At the artisan end, from small estates in the Classica zone whose Amarone is produced from carefully managed vineyard parcels at altitude, the marc available for Ripasso refermentation reflects that same careful selection. Paolo Cottini, working from vineyards across Fumane and the surrounding valleys, with parcels at Ca’ del Gallo and Magine reaching 580 meters above sea level, represents the kind of small-estate philosophy in which the Ripasso style finds its most coherent expression: where the quality of the Amarone marc determines the character of the Ripasso, and where the method extends the estate’s appassimento work rather than providing a commercial shortcut. The approach to Amarone at Cottini is documented in the Appunti profile of Sara Riolfi; it is useful context before opening the estate’s Amarone della Valpolicella 2018, whose spent skins are exactly the sort of marc a serious Ripasso is built on.
The quality of the Ripasso is a function of the quality of the Amarone that produced the marc. There is no way around this arithmetic.The structural logic of refermentation
Buying Well
The question that buyers actually ask, though rarely in these terms, is whether Ripasso justifies its position in the hierarchy: above Valpolicella Classico in both price and structure, below Amarone in both. The honest answer is that it depends entirely on who made it, and that this is a more demanding ask than it sounds.

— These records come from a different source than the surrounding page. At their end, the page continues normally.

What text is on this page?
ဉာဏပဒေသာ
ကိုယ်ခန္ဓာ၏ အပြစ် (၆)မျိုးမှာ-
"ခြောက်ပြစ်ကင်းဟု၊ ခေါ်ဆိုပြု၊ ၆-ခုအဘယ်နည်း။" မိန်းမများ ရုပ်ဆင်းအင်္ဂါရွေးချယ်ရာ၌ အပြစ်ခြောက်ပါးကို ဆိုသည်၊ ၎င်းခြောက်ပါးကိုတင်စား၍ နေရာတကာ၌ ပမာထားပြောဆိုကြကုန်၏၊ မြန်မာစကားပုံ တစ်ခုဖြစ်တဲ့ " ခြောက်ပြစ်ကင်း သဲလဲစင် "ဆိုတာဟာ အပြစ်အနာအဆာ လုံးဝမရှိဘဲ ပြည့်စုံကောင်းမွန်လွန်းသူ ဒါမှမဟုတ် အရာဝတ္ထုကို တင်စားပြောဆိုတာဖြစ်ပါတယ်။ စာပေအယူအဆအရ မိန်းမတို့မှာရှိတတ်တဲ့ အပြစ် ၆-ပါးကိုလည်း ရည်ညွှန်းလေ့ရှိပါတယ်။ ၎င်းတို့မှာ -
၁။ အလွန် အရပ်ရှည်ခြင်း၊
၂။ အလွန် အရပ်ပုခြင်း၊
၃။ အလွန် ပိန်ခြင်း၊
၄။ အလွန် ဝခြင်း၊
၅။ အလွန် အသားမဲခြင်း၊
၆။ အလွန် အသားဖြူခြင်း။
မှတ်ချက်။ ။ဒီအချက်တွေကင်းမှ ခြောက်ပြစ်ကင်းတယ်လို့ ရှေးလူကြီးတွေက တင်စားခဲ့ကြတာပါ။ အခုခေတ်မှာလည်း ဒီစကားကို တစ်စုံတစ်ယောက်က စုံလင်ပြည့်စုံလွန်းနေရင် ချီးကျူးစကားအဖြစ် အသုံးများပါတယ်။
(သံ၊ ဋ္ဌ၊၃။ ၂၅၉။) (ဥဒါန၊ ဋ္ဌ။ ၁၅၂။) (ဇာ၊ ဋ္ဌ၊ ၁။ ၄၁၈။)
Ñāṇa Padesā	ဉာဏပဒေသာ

There are more mediocre Ripassos on the market than mediocre Amarones, precisely because the latter’s extended aging requirements and higher production costs filter out the least committed producers before the wine reaches the shelf.
For a restaurant list, the case is clearest when Ripasso Superiore Classico from an estate-level producer occupies the middle tier of the by-the-glass program. It is heavier than a light red, lighter than a full Amarone, and pairs across a wider range of dishes than either extreme. A sommelier can pour it alongside a mushroom risotto, a duck breast, or a braised short rib and be right each time. That versatility is, arguably, the best argument for the style: not that it approximates Amarone at a lower price, but that it does something the other wines in the hierarchy cannot, which is occupy the useful middle ground with genuine structure and without ceremony.
The value argument holds on one condition: that you are selecting Ripasso from producers whose Amarone you would drink. If the Amarone is not serious work, the Ripasso is not worth the premium over straight Valpolicella Classico. If the Amarone is careful and the marc genuinely expressive, the Ripasso from the same estate is a reasonable, often very good, use of the same raw material. The Valpolicella region guide provides the wider geographic and stylistic context; both pieces together map the complete hierarchy before you commit to a case.
Ripasso is not a shortcut. It is a commitment to the specific intersection of Valpolicella’s base wine, Amarone’s spent skins, and a second fermentation that no amount of blending or technical intervention can properly simulate. Whether the result is worth the investment depends almost entirely on who made the Amarone that produced the marc. Buy accordingly.